Both Le and Borger said that the lab is evaluating several different platforms simultaneously, but has not yet settled on a specific technology. Aside from its in-house PGM, it has been outsourcing targeted sequencing to Dana Farber on the MiSeq and exome sequencing to PerkinElmer on the HiSeq.
However, MGH is not considering doing exome or whole-genome sequencing for clinical purposes, due to cost, turnaround time, and the complexity of the data.

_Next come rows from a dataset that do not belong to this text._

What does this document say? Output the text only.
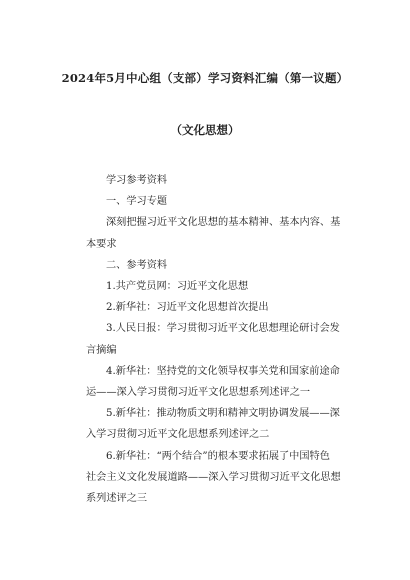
2024年5月中心组（支部）学习资料汇编（第一议题）
（文化思想）
学习参考资料
一、学习专题
深刻把握习近平文化思想的基本精神、基本内容、基
本要求
二、参考资料
1.共产党员网：习近平文化思想
2.新华社：习近平文化思想首次提出
3.人民日报：学习贯彻习近平文化思想理论研讨会发
言摘编
4.新华社：坚持党的文化领导权事关党和国家前途命
运——深入学习贯彻习近平文化思想系列述评之一
5.新华社：推动物质文明和精神文明协调发展——深
入学习贯彻习近平文化思想系列述评之二
6.新华社：“两个结合”的根本要求拓展了中国特色
社会主义文化发展道路——深入学习贯彻习近平文化思想
系列述评之三
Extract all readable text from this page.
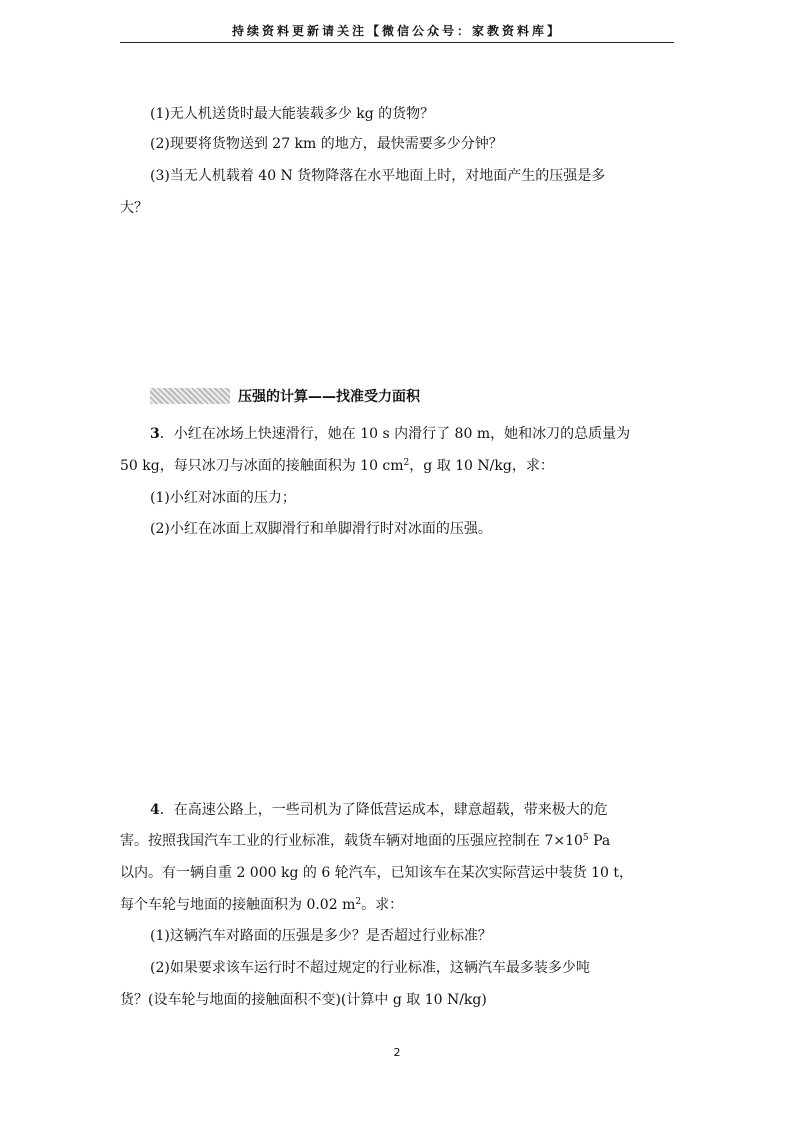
持续资料更新请关注【微信公众号：家教资料库】
(1)无人机送货时最大能装载多少 kg 的货物？
(2)现要将货物送到 27 km 的地方，最快需要多少分钟？
(3)当无人机载着 40 N 货物降落在水平地面上时，对地面产生的压强是多
大？
压强的计算——找准受力面积
3．小红在冰场上快速滑行，她在 10 s 内滑行了 80 m，她和冰刀的总质量为
50 kg，每只冰刀与冰面的接触面积为 10 $cm^2$，g 取 10 N/kg，求：
(1)小红对冰面的压力；
(2)小红在冰面上双脚滑行和单脚滑行时对冰面的压强。
4．在高速公路上，一些司机为了降低营运成本，肆意超载，带来极大的危
害。按照我国汽车工业的行业标准，载货车辆对地面的压强应控制在 $7\times 10^5$ Pa
以内。有一辆自重 2 000 kg 的 6 轮汽车，已知该车在某次实际营运中装货 10 t，
每个车轮与地面的接触面积为 0.02 $m^2$。求：
(1)这辆汽车对路面的压强是多少？是否超过行业标准？
(2)如果要求该车运行时不超过规定的行业标准，这辆汽车最多装多少吨
货？(设车轮与地面的接触面积不变)(计算中 g 取 10 N/kg)
2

"The goal is to direct what is the best treatment option for patients," Borger said. "It's unclear how whole-exome sequencing would be helpful at this stage." Even in the more focused panels, "there are many mutations that we anticipate finding whose biological and clinical relevance may not be known," he said.
Borger said that the lab would seek reimbursement for its clinical tests. The CE-based SNaPshot assay is already reimbursed at a "high rate," but he did not want to speculate on whether an NGS-based version of the test would be reimbursed at similar rates.